In the days ahead of Super Bowl XLVIII at MetLife Stadium — an open, East Coast stadium, just like the Linc — the Eagles were happy to promote the idea of an outdoor Super Bowl and made clear their desire to host one. Philadelphia certainly has the infrastructure to handle such an event: the hotels, the culture, the public transportation. And if the NFL was willing to risk playing a Super Bowl in an ice storm or blizzard, if the prospect of bad weather heightened the game's drama, well, Philadelphia could serve as such a site just as easily as the New York/North Jersey region could.

As it turned out, a day of unseasonably warm weather for early February contributed to a mess of a situation hours before the Seahawks' 43-8 thrashing of the Broncos: transportation delays, people stuck on train-station platforms and fainting from the heat. And a winter storm the following day created travel problems. Those issues could develop in any cold-weather city, but domed stadiums such as U.S. Bank Stadium or Ford Field in Detroit at least ensure that the game itself won't be influenced by weather.
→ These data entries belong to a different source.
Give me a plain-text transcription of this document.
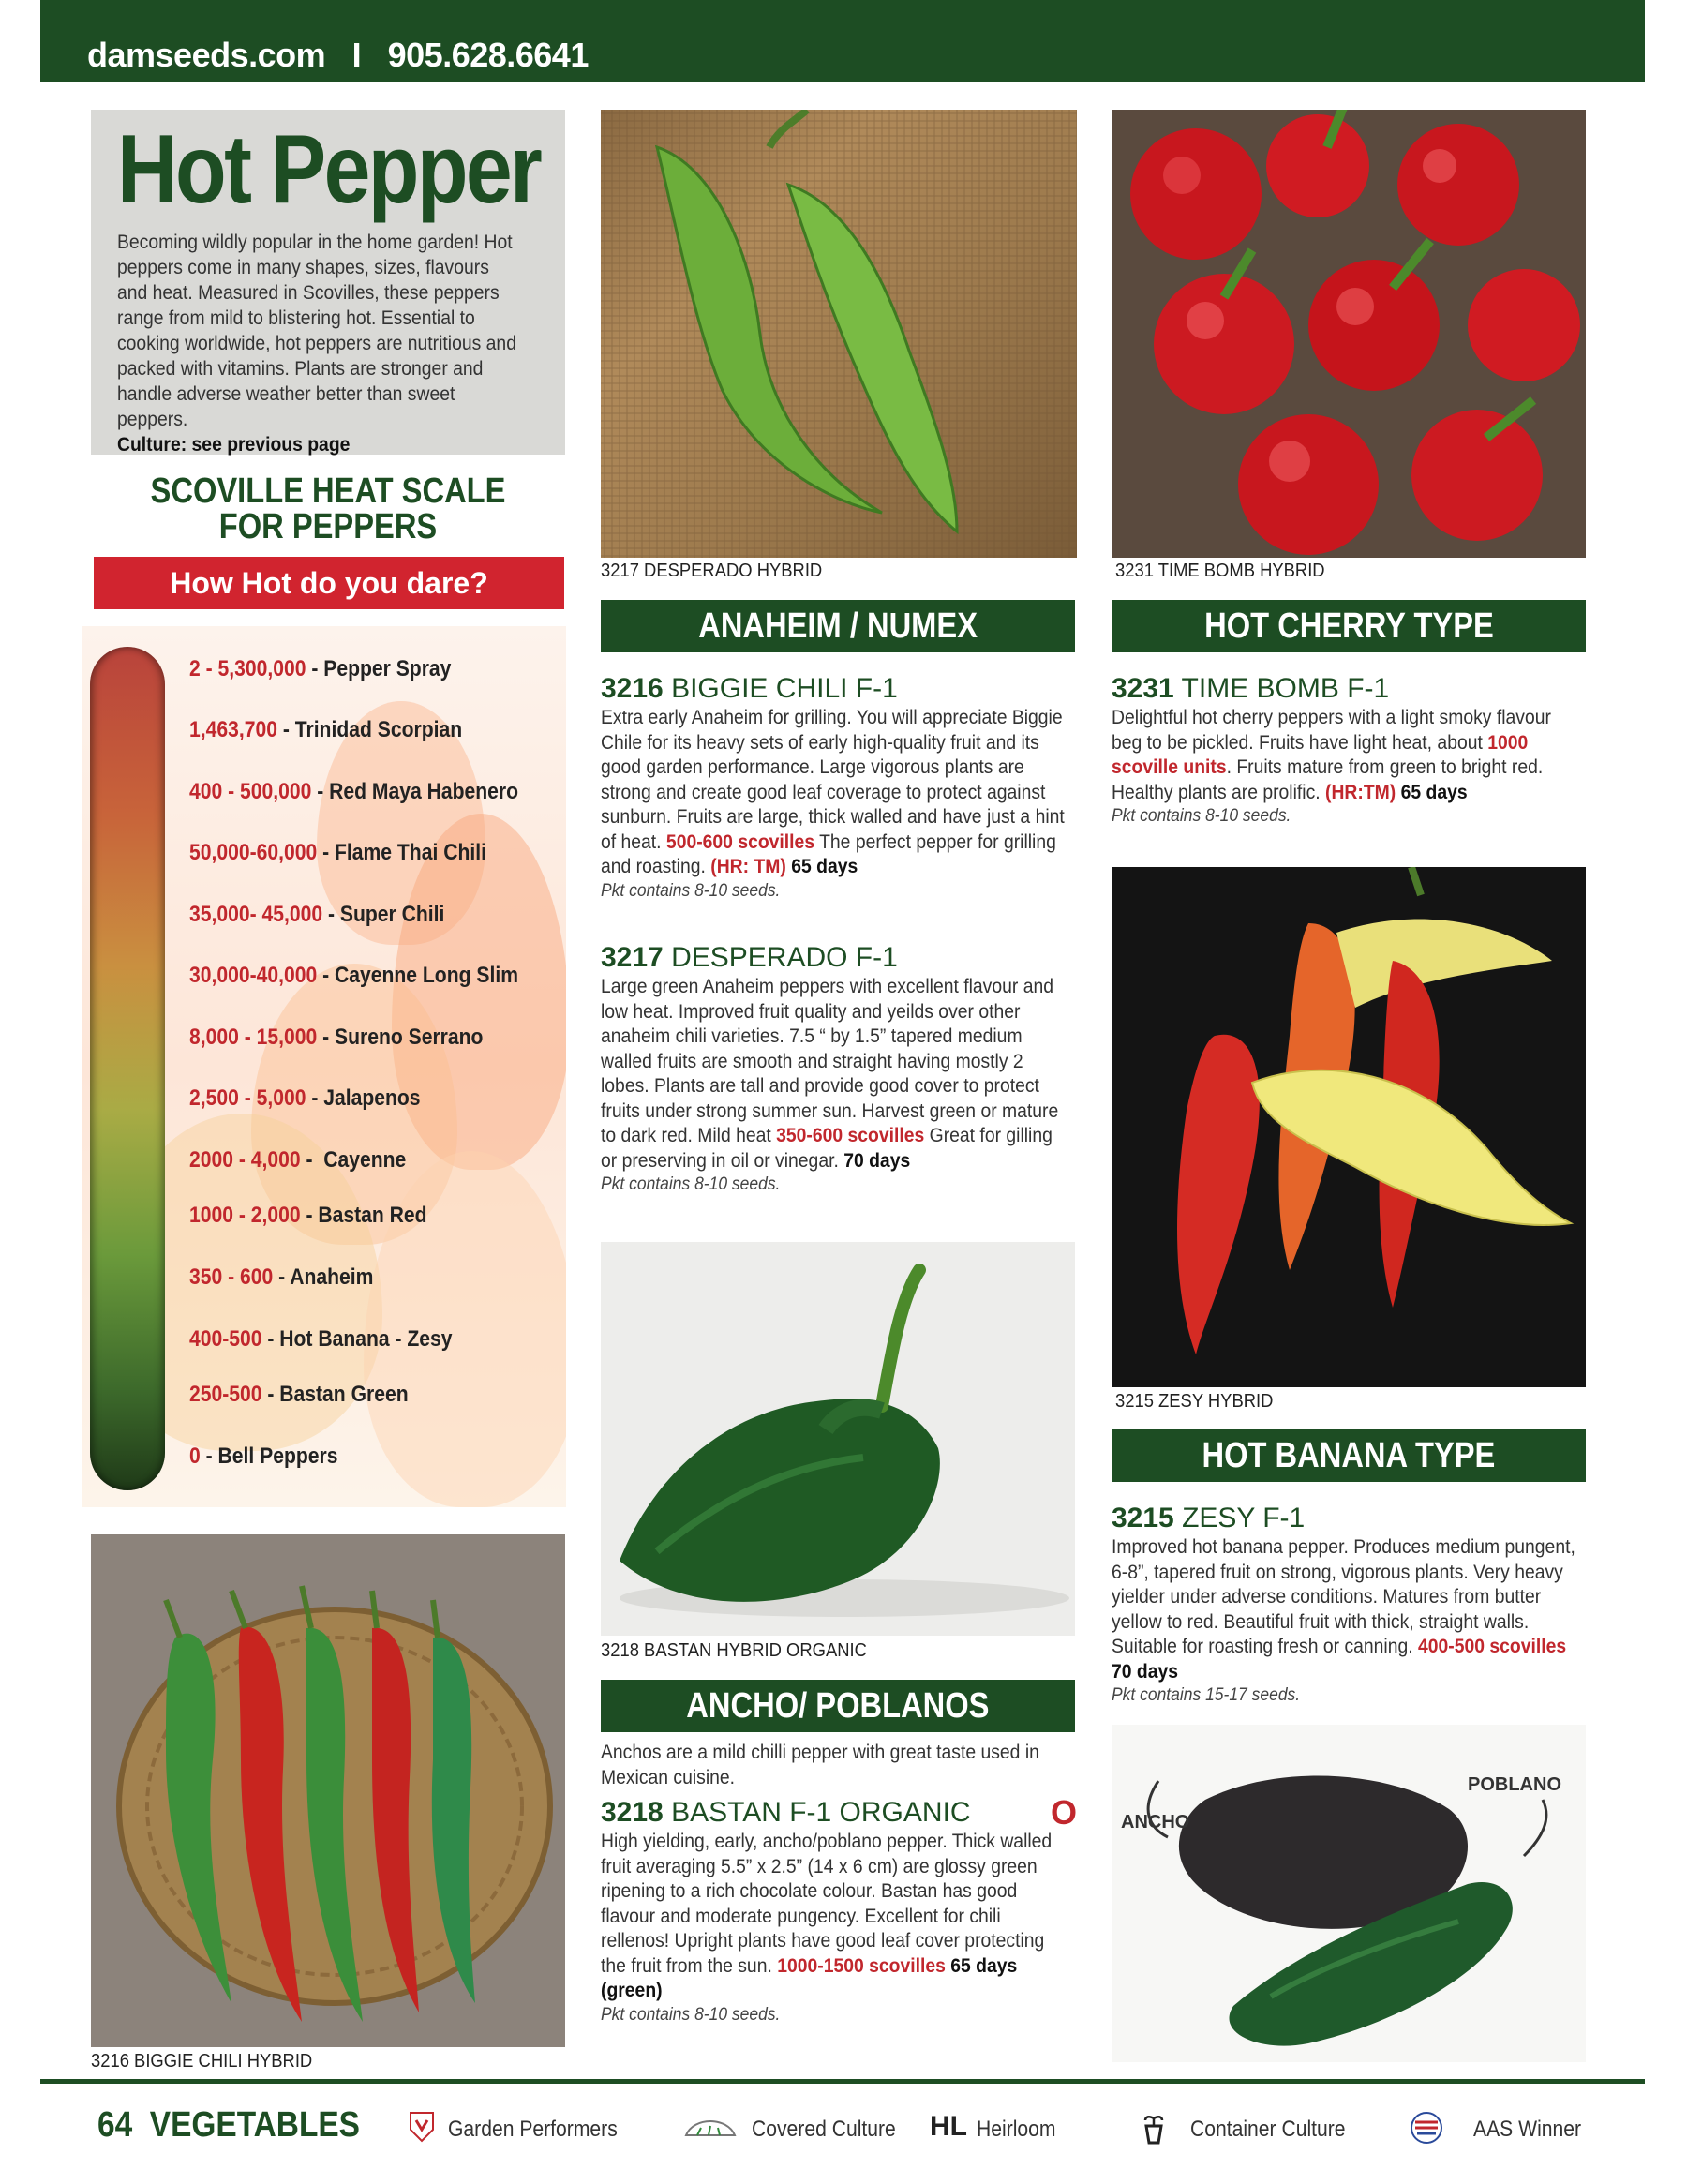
damseeds.com   I   905.628.6641
Hot Pepper

Becoming wildly popular in the home garden! Hot peppers come in many shapes, sizes, flavours and heat. Measured in Scovilles, these peppers range from mild to blistering hot. Essential to cooking worldwide, hot peppers are nutritious and packed with vitamins. Plants are stronger and handle adverse weather better than sweet peppers.
Culture: see previous page

SCOVILLE HEAT SCALE
FOR PEPPERS
How Hot do you dare?
2 - 5,300,000 - Pepper Spray
1,463,700 - Trinidad Scorpian
400 - 500,000 - Red Maya Habenero
50,000-60,000 - Flame Thai Chili
35,000- 45,000 - Super Chili
30,000-40,000 - Cayenne Long Slim
8,000 - 15,000 - Sureno Serrano
2,500 - 5,000 - Jalapenos
2000 - 4,000 -  Cayenne
1000 - 2,000 - Bastan Red
350 - 600 - Anaheim
400-500 - Hot Banana - Zesy
250-500 - Bastan Green
0 - Bell Peppers
3217 DESPERADO HYBRID	3231 TIME BOMB HYBRID
ANAHEIM / NUMEX	HOT CHERRY TYPE
3216 BIGGIE CHILI F-1
Extra early Anaheim for grilling. You will appreciate Biggie Chile for its heavy sets of early high-quality fruit and its good garden performance. Large vigorous plants are strong and create good leaf coverage to protect against sunburn. Fruits are large, thick walled and have just a hint of heat. 500-600 scovilles The perfect pepper for grilling and roasting. (HR: TM) 65 days
Pkt contains 8-10 seeds.
3217 DESPERADO F-1
Large green Anaheim peppers with excellent flavour and low heat. Improved fruit quality and yeilds over other anaheim chili varieties. 7.5 “ by 1.5” tapered medium walled fruits are smooth and straight having mostly 2 lobes. Plants are tall and provide good cover to protect fruits under strong summer sun. Harvest green or mature to dark red. Mild heat 350-600 scovilles Great for gilling or preserving in oil or vinegar. 70 days
Pkt contains 8-10 seeds.
3231 TIME BOMB F-1
Delightful hot cherry peppers with a light smoky flavour beg to be pickled. Fruits have light heat, about 1000 scoville units. Fruits mature from green to bright red. Healthy plants are prolific. (HR:TM) 65 days
Pkt contains 8-10 seeds.
3215 ZESY HYBRID
HOT BANANA TYPE
3215 ZESY F-1
Improved hot banana pepper. Produces medium pungent, 6-8”, tapered fruit on strong, vigorous plants. Very heavy yielder under adverse conditions. Matures from butter yellow to red. Beautiful fruit with thick, straight walls. Suitable for roasting fresh or canning. 400-500 scovilles 70 days
Pkt contains 15-17 seeds.
ANCHO
POBLANO
3218 BASTAN HYBRID ORGANIC
ANCHO/ POBLANOS
Anchos are a mild chilli pepper with great taste used in Mexican cuisine.
3218 BASTAN F-1 ORGANIC O
High yielding, early, ancho/poblano pepper. Thick walled fruit averaging 5.5” x 2.5” (14 x 6 cm) are glossy green ripening to a rich chocolate colour. Bastan has good flavour and moderate pungency. Excellent for chili rellenos! Upright plants have good leaf cover protecting the fruit from the sun. 1000-1500 scovilles 65 days (green)
Pkt contains 8-10 seeds.
3216 BIGGIE CHILI HYBRID
64  VEGETABLES	Garden Performers	Covered Culture HL Heirloom	Container Culture	AAS Winner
The Linc offers no such luxury.

"Having an open-air stadium vs. a dome stadium was certainly something that was discussed at the time of construction," Eagles president Don Smolenski said. "But the cost to build a roof is very expensive. I think you've seen that if you look around the league. And with the number of times the roof is open, is it really worth that kind of investment? Tough to say."

Besides, would Philadelphia's football fans, their entire cultural ethos tied up in the concept of toughness, have accepted a domed stadium? Unlikely. And the Eagles' power people knew that. "It would have been a change in the dynamic, right? To go from Franklin Field to the Vet to a dome?" Smolenski said. "Yeah, that probably would have received criticism for making it" — he signaled air quotes here — " 'too corporate' to be for Philadelphia. I don't know that it had a tangible factor in the decision, but it certainly was probably somewhere in the subconscious."
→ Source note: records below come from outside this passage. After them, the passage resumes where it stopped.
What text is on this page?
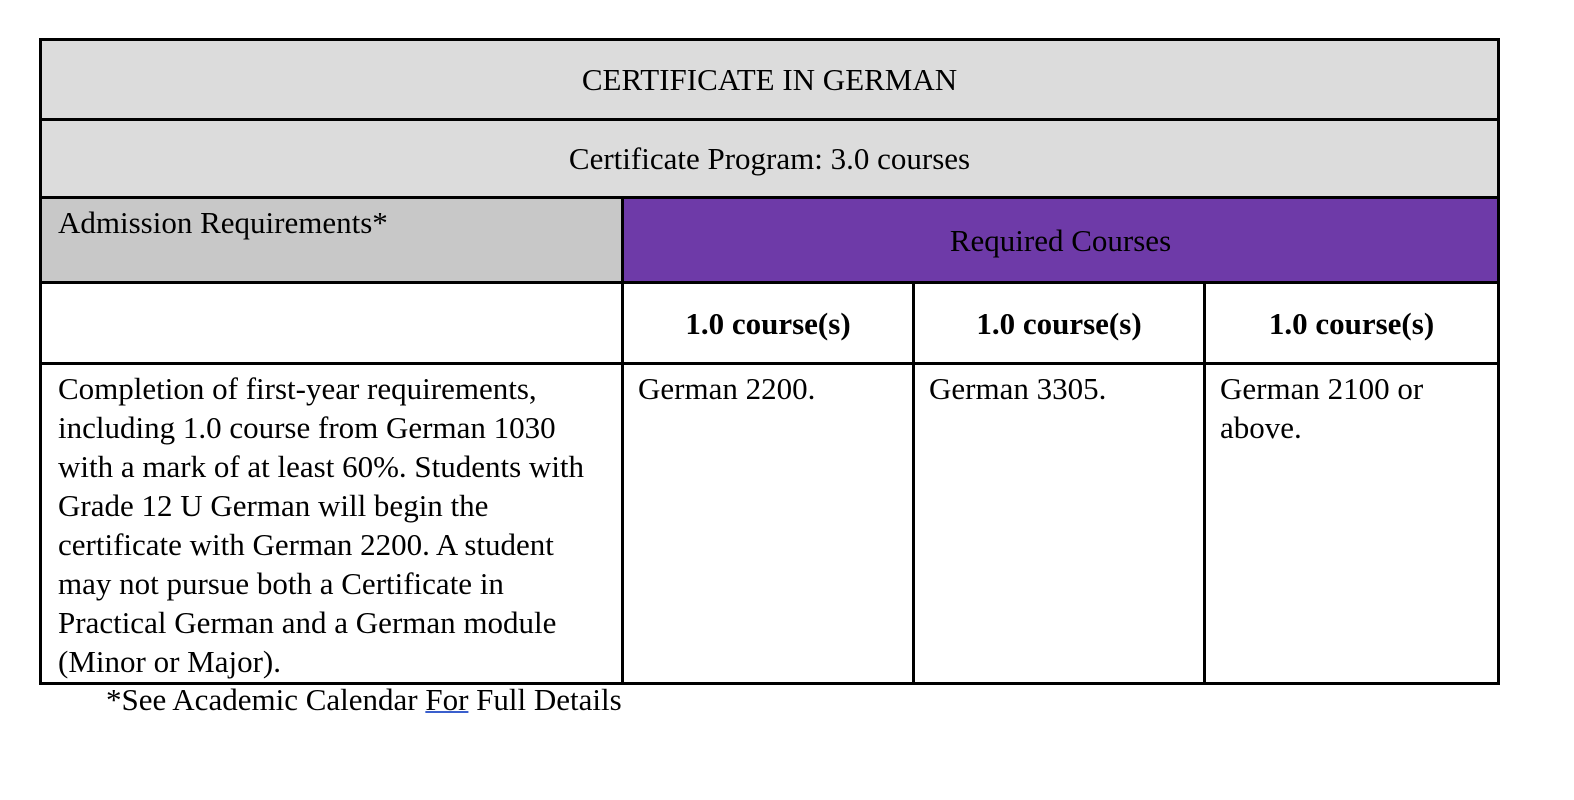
CERTIFICATE IN GERMAN			
Certificate Program: 3.0 courses			
Admission Requirements*	Required Courses		
	1.0 course(s)	1.0 course(s)	1.0 course(s)
Completion of first-year requirements, including 1.0 course from German 1030 with a mark of at least 60%. Students with Grade 12 U German will begin the certificate with German 2200. A student may not pursue both a Certificate in Practical German and a German module (Minor or Major).	German 2200.	German 3305.	German 2100 or above.
*See Academic Calendar For Full Details
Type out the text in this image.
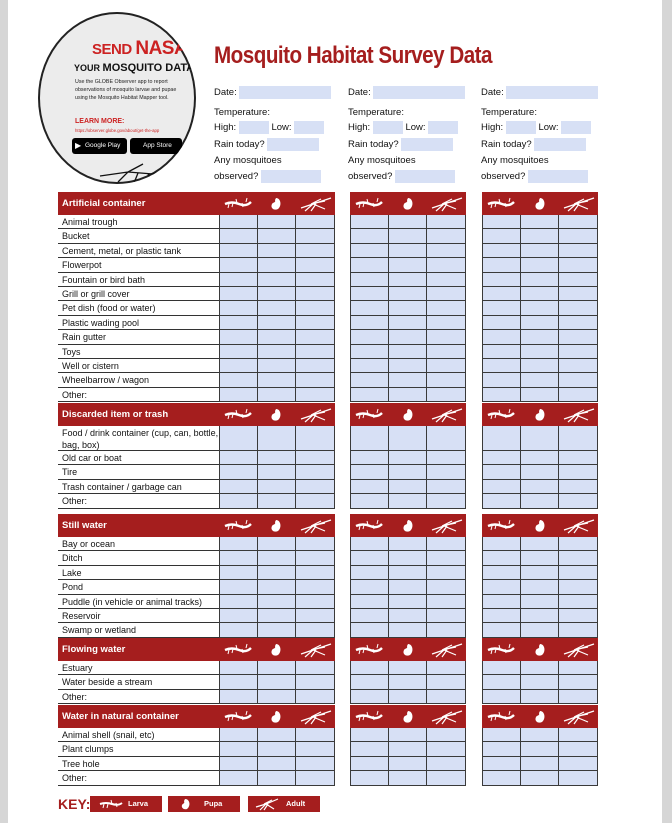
SEND NASA
YOUR MOSQUITO DATA
Use the GLOBE Observer app to report observations of mosquito larvae and pupae using the Mosquito Habitat Mapper tool.
LEARN MORE:
https://observer.globe.gov/about/get-the-app
▶ Google Play	App Store
Mosquito Habitat Survey Data
Date:
Temperature:
High:	Low:
Rain today?
Any mosquitoes
observed?
Date:
Temperature:
High:	Low:
Rain today?
Any mosquitoes
observed?
Date:
Temperature:
High:	Low:
Rain today?
Any mosquitoes
observed?
Artificial container
Animal trough
Bucket
Cement, metal, or plastic tank
Flowerpot
Fountain or bird bath
Grill or grill cover
Pet dish (food or water)
Plastic wading pool
Rain gutter
Toys
Well or cistern
Wheelbarrow / wagon
Other:
Discarded item or trash
Food / drink container (cup, can, bottle, bag, box)
Old car or boat
Tire
Trash container / garbage can
Other:
Still water
Bay or ocean
Ditch
Lake
Pond
Puddle (in vehicle or animal tracks)
Reservoir
Swamp or wetland
Flowing water
Estuary
Water beside a stream
Other:
Water in natural container
Animal shell (snail, etc)
Plant clumps
Tree hole
Other:
KEY:	Larva	Pupa	Adult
For his part, Lurie said Monday night that he had no regrets about the Linc's lack of Super Bowl-friendliness. "I love our stadium," he said, "and our fans love it. … It would be great, but I don't know if that's where it's going to go." No doubt, Jeffrey Lurie would still love to have Philadelphia host football's biggest game and greatest spectacle. He'd be proud to host a Super Bowl at last. In the meantime, he'll settle for winning one.